O Ministério Público vai protocolar nesta segunda-feira o pedido de impugnação da diplomação do prefeito eleito de Restinga, Clarindo Ferracioli, o Belão (PSC). Ele é acusado de crime contra a administração pública. Caso a solicitação seja deferida pela Justiça, novas eleições deverão ser realizadas na vizinha cidade.
Nas eleições de domingo, Belão recebeu 2.655 votos - 55,17% dos válidos - e se elegeu prefeito da cidade pela quarta vez.
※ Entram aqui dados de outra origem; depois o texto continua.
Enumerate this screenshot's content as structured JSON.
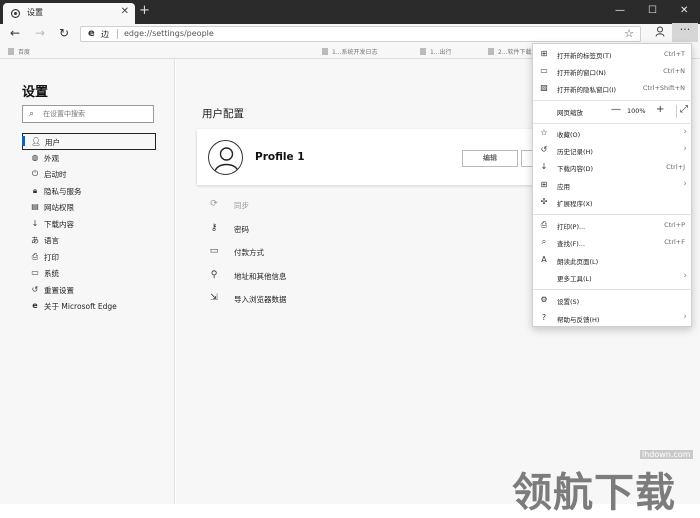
{
  "tab": {
    "title": "设置",
    "favicon": "gear-icon"
  },
  "toolbar": {
    "site_label": "边",
    "url": "edge://settings/people"
  },
  "favorites_bar": [
    {
      "label": "百度"
    },
    {
      "label": "1...系统开发日志"
    },
    {
      "label": "1...出行"
    },
    {
      "label": "2...软件下载"
    }
  ],
  "sidebar": {
    "title": "设置",
    "search_placeholder": "在设置中搜索",
    "items": [
      {
        "label": "用户",
        "icon": "person-icon",
        "active": true
      },
      {
        "label": "外观",
        "icon": "palette-icon"
      },
      {
        "label": "启动时",
        "icon": "power-icon"
      },
      {
        "label": "隐私与服务",
        "icon": "lock-icon"
      },
      {
        "label": "网站权限",
        "icon": "site-permissions-icon"
      },
      {
        "label": "下载内容",
        "icon": "download-icon"
      },
      {
        "label": "语言",
        "icon": "language-icon"
      },
      {
        "label": "打印",
        "icon": "printer-icon"
      },
      {
        "label": "系统",
        "icon": "laptop-icon"
      },
      {
        "label": "重置设置",
        "icon": "reset-icon"
      },
      {
        "label": "关于 Microsoft Edge",
        "icon": "edge-logo-icon"
      }
    ]
  },
  "main": {
    "section_title": "用户配置",
    "profile_name": "Profile 1",
    "edit_label": "编辑",
    "rows": [
      {
        "label": "同步",
        "icon": "sync-icon",
        "disabled": true
      },
      {
        "label": "密码",
        "icon": "key-icon"
      },
      {
        "label": "付款方式",
        "icon": "card-icon"
      },
      {
        "label": "地址和其他信息",
        "icon": "location-icon"
      },
      {
        "label": "导入浏览器数据",
        "icon": "import-icon"
      }
    ]
  },
  "menu": {
    "items_top": [
      {
        "label": "打开新的标签页(T)",
        "shortcut": "Ctrl+T",
        "icon": "new-tab-icon"
      },
      {
        "label": "打开新的窗口(N)",
        "shortcut": "Ctrl+N",
        "icon": "new-window-icon"
      },
      {
        "label": "打开新的隐私窗口(I)",
        "shortcut": "Ctrl+Shift+N",
        "icon": "inprivate-icon"
      }
    ],
    "zoom": {
      "label": "网页缩放",
      "value": "100%",
      "minus": "—",
      "plus": "+"
    },
    "items_mid": [
      {
        "label": "收藏(O)",
        "icon": "star-icon",
        "submenu": true
      },
      {
        "label": "历史记录(H)",
        "icon": "history-icon",
        "submenu": true
      },
      {
        "label": "下载内容(D)",
        "shortcut": "Ctrl+J",
        "icon": "download-icon"
      },
      {
        "label": "应用",
        "icon": "apps-icon",
        "submenu": true
      },
      {
        "label": "扩展程序(X)",
        "icon": "extensions-icon"
      }
    ],
    "items_tools": [
      {
        "label": "打印(P)...",
        "shortcut": "Ctrl+P",
        "icon": "printer-icon"
      },
      {
        "label": "查找(F)...",
        "shortcut": "Ctrl+F",
        "icon": "find-icon"
      },
      {
        "label": "朗读此页面(L)",
        "icon": "read-aloud-icon"
      },
      {
        "label": "更多工具(L)",
        "icon": "",
        "submenu": true
      }
    ],
    "items_bottom": [
      {
        "label": "设置(S)",
        "icon": "gear-icon"
      },
      {
        "label": "帮助与反馈(H)",
        "icon": "help-icon",
        "submenu": true
      }
    ]
  },
  "watermark": {
    "site": "lhdown.com",
    "brand": "领航下载"
  }
}
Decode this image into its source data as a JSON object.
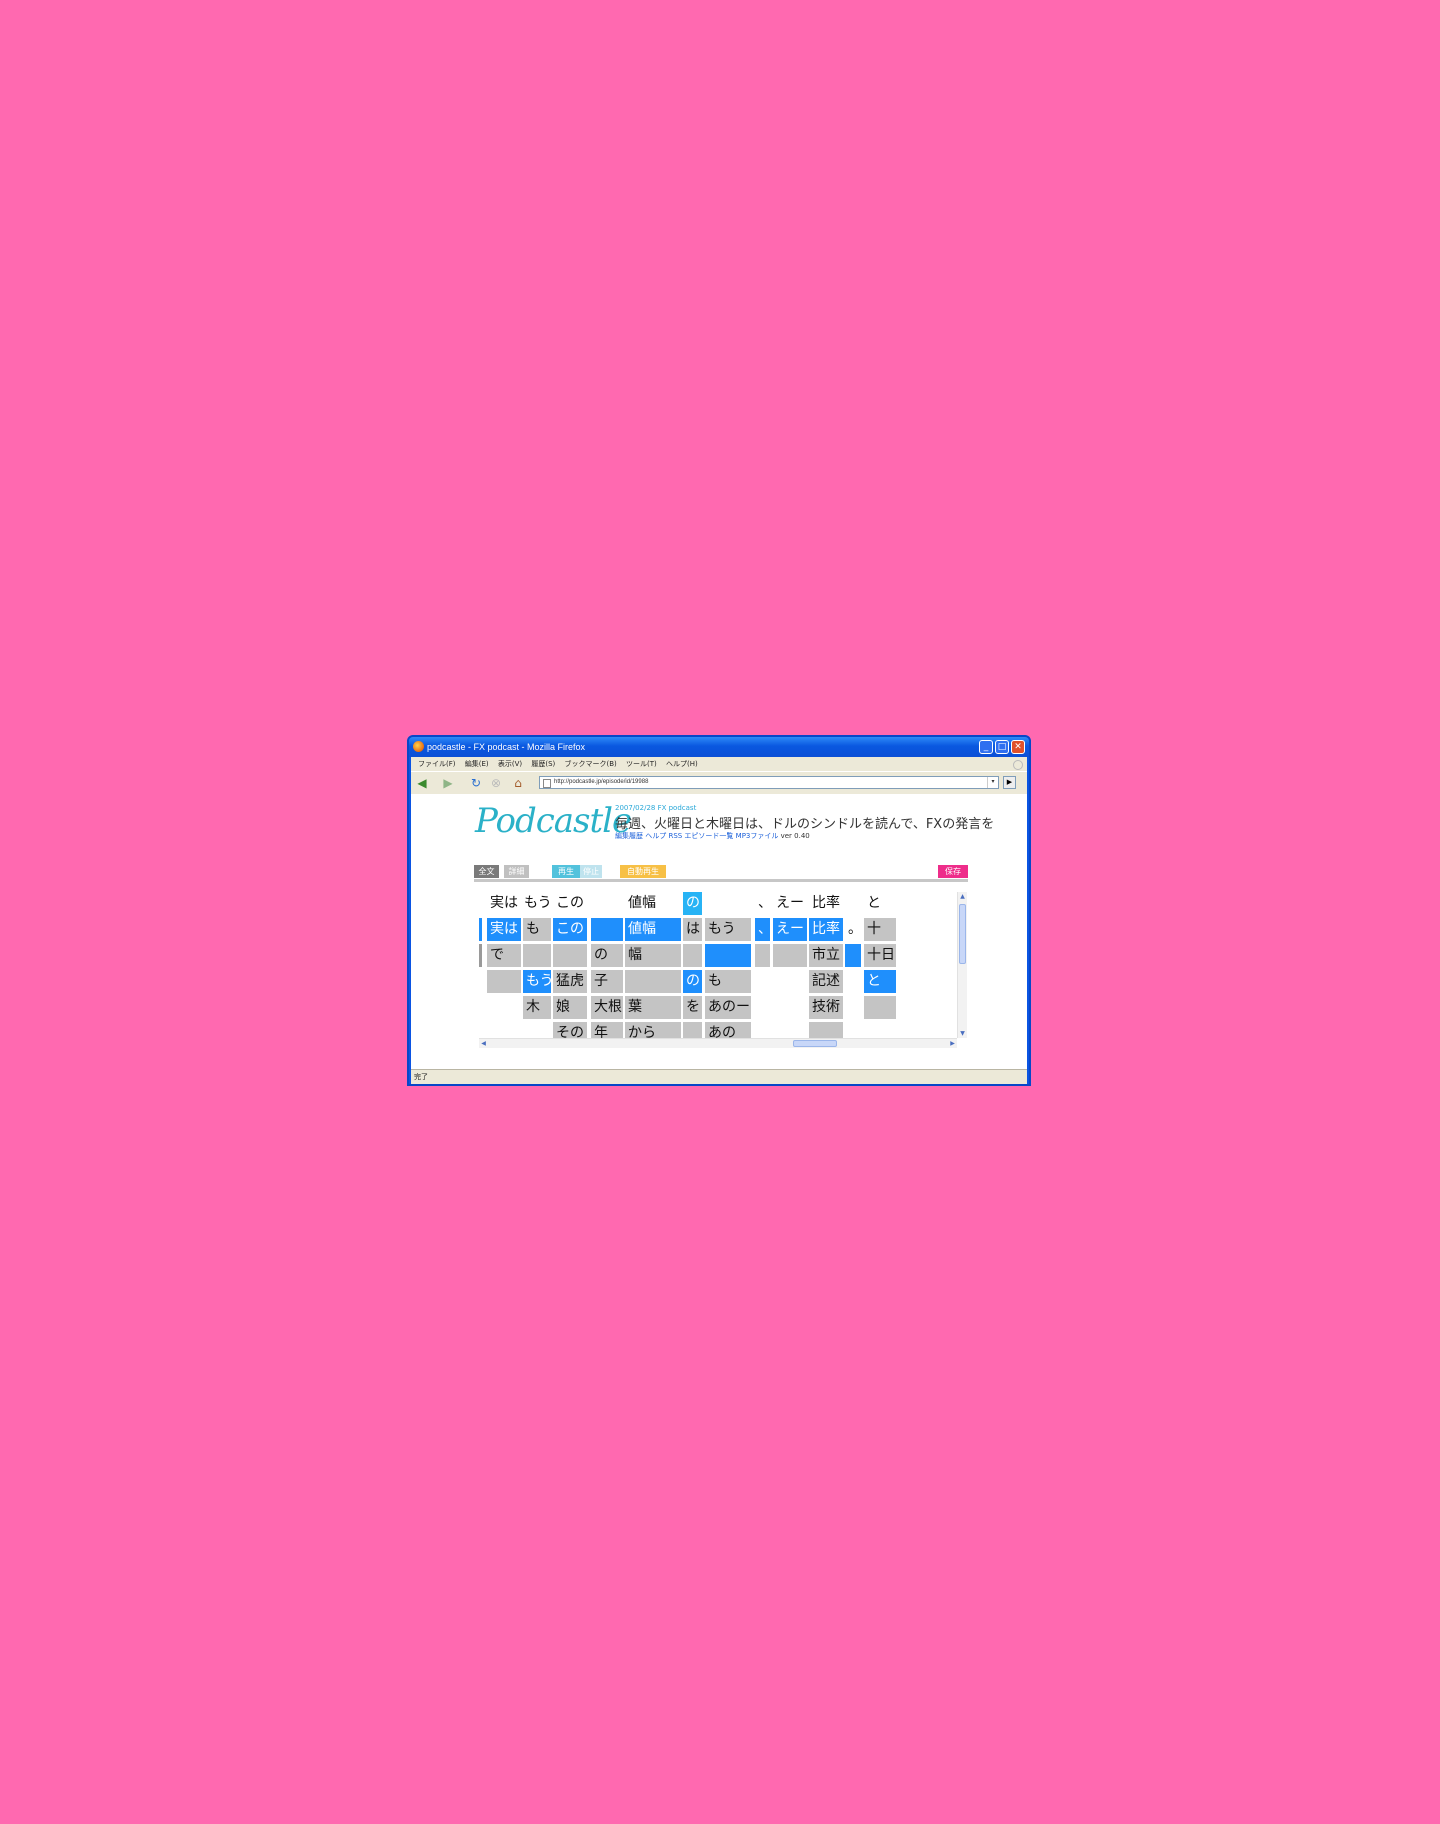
{
  "window": {
    "title": "podcastle - FX podcast - Mozilla Firefox",
    "btn_minimize": "_",
    "btn_maximize": "□",
    "btn_close": "✕"
  },
  "menu": [
    "ファイル(F)",
    "編集(E)",
    "表示(V)",
    "履歴(S)",
    "ブックマーク(B)",
    "ツール(T)",
    "ヘルプ(H)"
  ],
  "nav": {
    "back": "◀",
    "forward": "▶",
    "reload": "↻",
    "stop": "⊗",
    "home": "⌂",
    "url": "http://podcastle.jp/episode/id/19988",
    "go": "▶"
  },
  "page": {
    "logo": "Podcastle",
    "meta": "2007/02/28  FX podcast",
    "title": "毎週、火曜日と木曜日は、ドルのシンドルを読んで、FXの発言を",
    "links": "編集履歴 ヘルプ RSS エピソード一覧 MP3ファイル",
    "version": "ver 0.40",
    "tabs": {
      "all": "全文",
      "detail": "詳細",
      "play": "再生",
      "stop": "停止",
      "auto": "自動再生",
      "save": "保存"
    }
  },
  "transcript": {
    "headers": [
      "実は",
      "もう",
      "この",
      "値幅",
      "の",
      "、",
      "えー",
      "比率",
      "と"
    ],
    "row1": [
      "実は",
      "も",
      "この",
      "値幅",
      "は",
      "もう",
      "、",
      "えー",
      "比率",
      "。",
      "十"
    ],
    "row2": [
      "で",
      "の",
      "幅",
      "市立",
      "十日"
    ],
    "row3": [
      "もう",
      "猛虎",
      "子",
      "の",
      "も",
      "記述",
      "と"
    ],
    "row4": [
      "木",
      "娘",
      "大根",
      "葉",
      "を",
      "あのー",
      "技術"
    ],
    "row5": [
      "その",
      "年",
      "から",
      "あの"
    ]
  },
  "scrollbars": {
    "up": "▲",
    "down": "▼",
    "left": "◀",
    "right": "▶",
    "grip": "|||"
  },
  "status": {
    "text": "完了"
  },
  "colors": {
    "desktop": "#ff69b0",
    "highlight": "#1f8ffc",
    "candidate": "#c4c4c4",
    "save": "#ee2d8a"
  }
}
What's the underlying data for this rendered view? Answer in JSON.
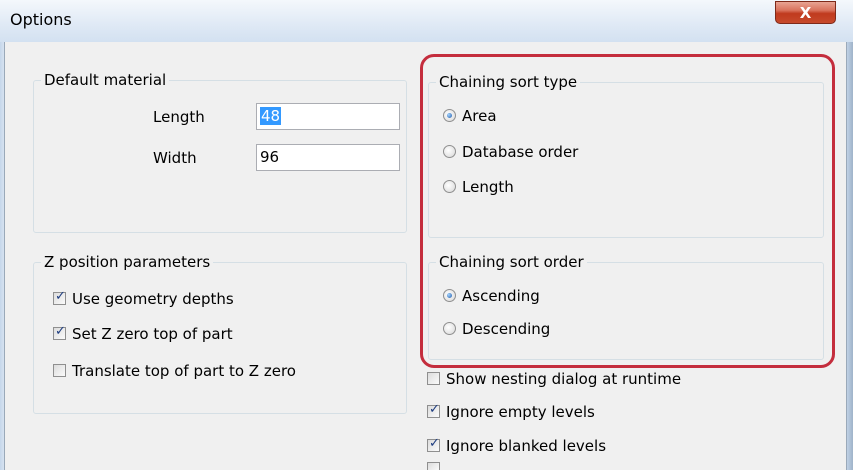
{
  "window": {
    "title": "Options",
    "close_label": "X"
  },
  "default_material": {
    "title": "Default material",
    "length_label": "Length",
    "length_value": "48",
    "width_label": "Width",
    "width_value": "96"
  },
  "z_position": {
    "title": "Z position parameters",
    "items": [
      {
        "label": "Use geometry depths",
        "checked": true
      },
      {
        "label": "Set Z zero top of part",
        "checked": true
      },
      {
        "label": "Translate top of part to Z zero",
        "checked": false
      }
    ]
  },
  "chaining_sort_type": {
    "title": "Chaining sort type",
    "options": [
      {
        "label": "Area",
        "selected": true
      },
      {
        "label": "Database order",
        "selected": false
      },
      {
        "label": "Length",
        "selected": false
      }
    ]
  },
  "chaining_sort_order": {
    "title": "Chaining sort order",
    "options": [
      {
        "label": "Ascending",
        "selected": true
      },
      {
        "label": "Descending",
        "selected": false
      }
    ]
  },
  "misc_options": [
    {
      "label": "Show nesting dialog at runtime",
      "checked": false
    },
    {
      "label": "Ignore empty levels",
      "checked": true
    },
    {
      "label": "Ignore blanked levels",
      "checked": true
    }
  ],
  "colors": {
    "highlight": "#c42d3d",
    "selection": "#3399ff",
    "dialog_bg": "#f0f0f0"
  }
}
No mesmo dia, em entrevista à Rádio Difusora, o promotor de Justiça Fernando de Andrade Martins disse que Belão foi condenado pelo Supremo Tribunal Federal (STF). Teria empregado em cargo de confiança uma de suas filhas, em 2004, o que caracteriza nepotismo. A decisão o impediria de assumir o mandato por ser transitada em julgado e não admitir recurso. O candidato se defendeu dizendo que o processo “caducou” antes de ser enviado a Brasília e que, por isso, a decisão estaria invalidada.
No início da noite de ontem, o promotor informou que está reunindo os últimos documentos para protocolar o pedido de impugnação com a conseqüente realização de novas eleições. “Estou pedindo com base em condenação definitiva por crime contra a administração pública”.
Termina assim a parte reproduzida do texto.